In a myth about the end of Ra’s rule on the earth, Ra sends Hathor or Sekhmet to destroy mortals who conspired against him. In the myth, Sekhmet’s blood-lust was not quelled at the end of battle and led to her destroying almost all of humanity, so Ra poured out beer dyed with red ochre or haematite so that it resembled blood. Mistaking the beer for blood, she became so drunk that she gave up the slaughter and returned peacefully to Ra. The same myth was also described in the prognosis texts of the Calendar of Lucky and Unlucky Days of papyrus Cairo 86637, where the actions of Sekhmet, Horus, Ra and Wadjet were connected to the eclipsing binary Algol.
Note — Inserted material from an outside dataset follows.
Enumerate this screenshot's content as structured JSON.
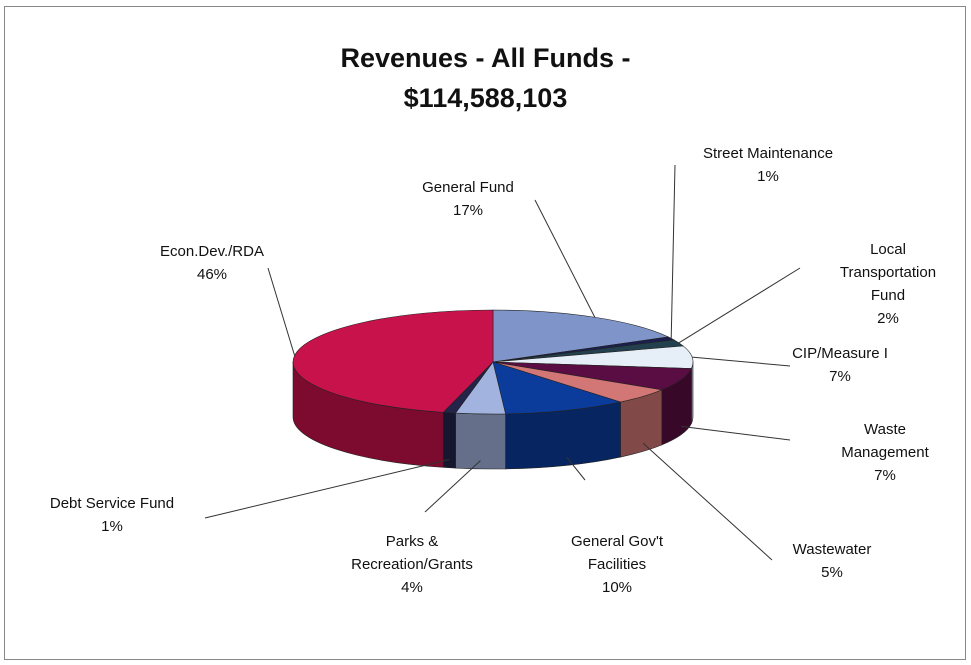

Sekhmet later was considered to be the mother of Maahes, a deity who appeared during the New Kingdom period. He was seen as a lion prince, the son of the goddess. The late origin of Maahes in the Egyptian pantheon may be the incorporation of a Nubian deity of ancient origin in that culture, arriving during trade and warfare or even, during a period of domination by Nubia. During the Greek dominance in Egypt, note was made of a temple for Maahes that was an auxiliary facility to a large temple to Sekhmet at Taremu in the delta region (likely a temple for Bast originally), a city which the Greeks called Leontopolis, where by that time, an enclosure was provided to house lions.